Le bilan n'est pas vraiment meilleur pour les investisseurs-bailleurs comme pour les locataires. Certains des investisseurs, poussés par des promoteurs peu scrupuleux et aveuglés par la promesse de déduction fiscale, se retrouvent finalement face à des rendements négatifs au bout des neuf années de mise en location, qui les mettent en grande difficulté. Vis-à-vis des futurs locataires, le rapport pointe "une certaine standardisation des logements et parfois une faible qualité d'usage".

S'ajoutent à ces éléments les difficultés de pilotage du dispositif. La mission relève ainsi que "le ministère en charge de la politique du logement ne dispose pas des données fiscales permettant l'identification et la caractérisation des logements financés par le dispositif". Le travail réalisé à l'occasion de ce rapport a toutefois permis, pour la première fois, de disposer d'une caractérisation fine des logements ainsi produits.

Un dispositif trop attractif pour être supprimé

Car la mission reconnaît au moins une qualité au dispositif : le Pinel "a l'avantage majeur de jouer un rôle d'accélérateur, voire de déclencheur, des projets de logements collectifs en France, puisque la moitié des Vefa [vente en l'état futur d'achèvement, ndlr] sont réalisées en le mobilisant. De l'avis des acteurs rencontrés, la réduction d'impôt Pinel constitue la motivation principale de 80% des investisseurs. Ce dispositif a donc favorisé un développement important de l'offre locative privée".

Mais, compte tenu des faiblesses évoquées plus haut, la mission recommande de revoir en profondeur le dispositif. La réforme devrait être guidée par trois principes : inciter à la construction de logements répondant davantage aux besoins des habitants (localisation de l'offre locative, niveau des loyers, type et qualité du logement...), être coordonné avec les politiques locales d'habitat et d'aménagement et, enfin, ne pas évincer des projets et des acteurs qui ne s'appuient pas sur le dispositif Pinel. Dans le même temps, l'IGF et le CGEDD prônent un renforcement de la connaissance du dispositif et de son pilotage par l'État.

Le respect de ces trois principes suppose lui-même trois éléments : une capacité de maîtrise du volume de l'investissement locatif aidé, la possibilité de cibler les programmes éligibles de manière plus fine et la nécessité de conserver l'élément attractif que constitue la réduction d'impôt pour le particulier.
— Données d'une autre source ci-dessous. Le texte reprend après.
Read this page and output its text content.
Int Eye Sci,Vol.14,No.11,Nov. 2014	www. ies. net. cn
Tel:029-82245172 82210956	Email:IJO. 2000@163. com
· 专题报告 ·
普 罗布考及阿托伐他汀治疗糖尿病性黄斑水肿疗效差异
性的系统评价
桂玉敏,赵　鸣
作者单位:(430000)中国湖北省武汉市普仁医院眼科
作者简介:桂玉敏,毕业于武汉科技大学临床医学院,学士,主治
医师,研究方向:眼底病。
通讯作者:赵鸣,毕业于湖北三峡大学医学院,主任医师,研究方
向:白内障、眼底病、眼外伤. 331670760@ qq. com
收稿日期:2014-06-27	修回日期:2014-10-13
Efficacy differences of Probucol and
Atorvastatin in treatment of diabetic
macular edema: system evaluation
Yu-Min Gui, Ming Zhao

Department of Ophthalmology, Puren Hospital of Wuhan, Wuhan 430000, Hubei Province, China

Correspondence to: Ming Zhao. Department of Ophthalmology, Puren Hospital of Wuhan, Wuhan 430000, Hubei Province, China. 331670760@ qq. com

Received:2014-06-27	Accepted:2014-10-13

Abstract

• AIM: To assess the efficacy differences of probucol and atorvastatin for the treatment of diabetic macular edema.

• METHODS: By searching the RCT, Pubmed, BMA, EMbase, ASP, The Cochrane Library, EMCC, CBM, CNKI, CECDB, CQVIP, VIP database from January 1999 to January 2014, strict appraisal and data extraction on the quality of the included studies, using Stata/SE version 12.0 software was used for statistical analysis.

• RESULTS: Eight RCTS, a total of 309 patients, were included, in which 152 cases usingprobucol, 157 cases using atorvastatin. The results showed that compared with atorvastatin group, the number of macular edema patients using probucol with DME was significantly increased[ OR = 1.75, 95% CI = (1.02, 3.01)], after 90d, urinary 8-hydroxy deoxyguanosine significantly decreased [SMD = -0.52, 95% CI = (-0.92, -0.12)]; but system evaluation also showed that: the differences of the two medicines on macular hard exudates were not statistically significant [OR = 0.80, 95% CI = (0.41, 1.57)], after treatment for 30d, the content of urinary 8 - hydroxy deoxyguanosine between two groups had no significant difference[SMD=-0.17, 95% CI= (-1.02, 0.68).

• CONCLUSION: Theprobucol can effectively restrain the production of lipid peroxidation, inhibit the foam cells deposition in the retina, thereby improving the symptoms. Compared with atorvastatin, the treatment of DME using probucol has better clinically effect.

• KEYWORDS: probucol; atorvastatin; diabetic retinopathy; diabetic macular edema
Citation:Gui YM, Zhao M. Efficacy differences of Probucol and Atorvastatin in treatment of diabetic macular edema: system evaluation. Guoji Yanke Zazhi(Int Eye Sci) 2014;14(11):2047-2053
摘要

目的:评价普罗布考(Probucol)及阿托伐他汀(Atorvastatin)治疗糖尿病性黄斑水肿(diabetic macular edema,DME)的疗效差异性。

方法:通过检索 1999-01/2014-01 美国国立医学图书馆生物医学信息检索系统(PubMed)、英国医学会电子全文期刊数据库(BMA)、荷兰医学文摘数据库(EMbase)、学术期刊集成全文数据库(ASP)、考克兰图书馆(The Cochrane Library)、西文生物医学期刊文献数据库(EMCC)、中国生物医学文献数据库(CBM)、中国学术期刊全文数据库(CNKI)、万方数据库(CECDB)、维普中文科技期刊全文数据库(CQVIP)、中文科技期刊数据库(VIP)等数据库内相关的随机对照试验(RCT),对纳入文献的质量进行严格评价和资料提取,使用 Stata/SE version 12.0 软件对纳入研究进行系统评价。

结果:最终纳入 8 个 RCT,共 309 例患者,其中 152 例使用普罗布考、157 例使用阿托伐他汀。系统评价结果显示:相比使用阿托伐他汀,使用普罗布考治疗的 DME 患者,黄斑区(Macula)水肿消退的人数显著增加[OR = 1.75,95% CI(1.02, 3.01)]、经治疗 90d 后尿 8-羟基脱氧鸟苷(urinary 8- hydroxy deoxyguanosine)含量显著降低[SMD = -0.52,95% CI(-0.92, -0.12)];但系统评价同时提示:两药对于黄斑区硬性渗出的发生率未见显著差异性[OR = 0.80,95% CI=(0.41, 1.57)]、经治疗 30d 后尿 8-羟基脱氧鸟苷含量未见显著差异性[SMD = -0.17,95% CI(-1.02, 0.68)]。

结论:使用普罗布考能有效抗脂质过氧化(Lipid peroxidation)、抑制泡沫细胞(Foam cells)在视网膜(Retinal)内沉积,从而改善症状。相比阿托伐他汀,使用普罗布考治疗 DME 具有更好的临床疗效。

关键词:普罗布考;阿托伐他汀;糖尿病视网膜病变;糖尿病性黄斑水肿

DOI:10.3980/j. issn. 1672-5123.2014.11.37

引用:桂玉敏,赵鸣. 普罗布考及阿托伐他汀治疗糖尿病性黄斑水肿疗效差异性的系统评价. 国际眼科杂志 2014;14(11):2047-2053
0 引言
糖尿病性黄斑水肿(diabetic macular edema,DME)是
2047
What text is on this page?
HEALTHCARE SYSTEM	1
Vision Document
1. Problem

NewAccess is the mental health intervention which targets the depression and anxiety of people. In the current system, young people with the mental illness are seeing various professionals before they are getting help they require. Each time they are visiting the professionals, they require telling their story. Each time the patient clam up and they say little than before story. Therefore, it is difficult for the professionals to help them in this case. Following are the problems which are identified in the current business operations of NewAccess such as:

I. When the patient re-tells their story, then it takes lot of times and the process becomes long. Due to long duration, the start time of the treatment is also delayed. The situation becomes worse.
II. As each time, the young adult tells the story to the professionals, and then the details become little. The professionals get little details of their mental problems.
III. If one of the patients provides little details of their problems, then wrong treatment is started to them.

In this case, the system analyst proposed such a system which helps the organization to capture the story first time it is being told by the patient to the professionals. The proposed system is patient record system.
Pour un agrément sélectif des opérations

Fort de ces principes, le rapport envisage une hypothèse principale et une solution de repli. L'hypothèse principale consisterait à passer de l'actuelle logique de "droit de tirage" à un contingentement de la réduction fiscale, via l'introduction d'un agrément. La mission est consciente de l'existence d'un risque constitutionnel vis-à-vis d'une possible atteinte au principe d'égalité, mais elle estime que "l'exigence constitutionnelle d'égalité pourrait être satisfaite par la publicité accordée aux opérations éligibles". Tout sera néanmoins fonction de la définition, par la loi, des critères de répartition et d'attribution du contingent, "qui devront être suffisamment flexibles pour permettre le pilotage effectif du dispositif sans obérer sa sécurité juridique".

À défaut d'une telle évolution, la solution de repli consisterait à transformer le dispositif de déduction fiscale en aide budgétaire directe, mais "en étant attentif à en préserver l'attractivité pour des particuliers qui recherchent principalement à réduire leur impôt" (ce qui équivaut quelque peu à la quadrature du cercle).

Dans tous les cas, la répartition du contingent aidé se ferait par les préfets au niveau infrarégional, sur la base des priorités nationales et locales. Enfin, pour contrebalancer la dépendance au Pinel, le rapport recommande de susciter "une plus grande implication des investisseurs institutionnels qui produisent des logements intermédiaires à un moindre coût pour les finances publiques avec l'avantage d'une gestion professionnelle de ces logements". Un retour des institutionnels dans le logement intermédiaire qui est d'ailleurs à l'œuvre depuis quelques années.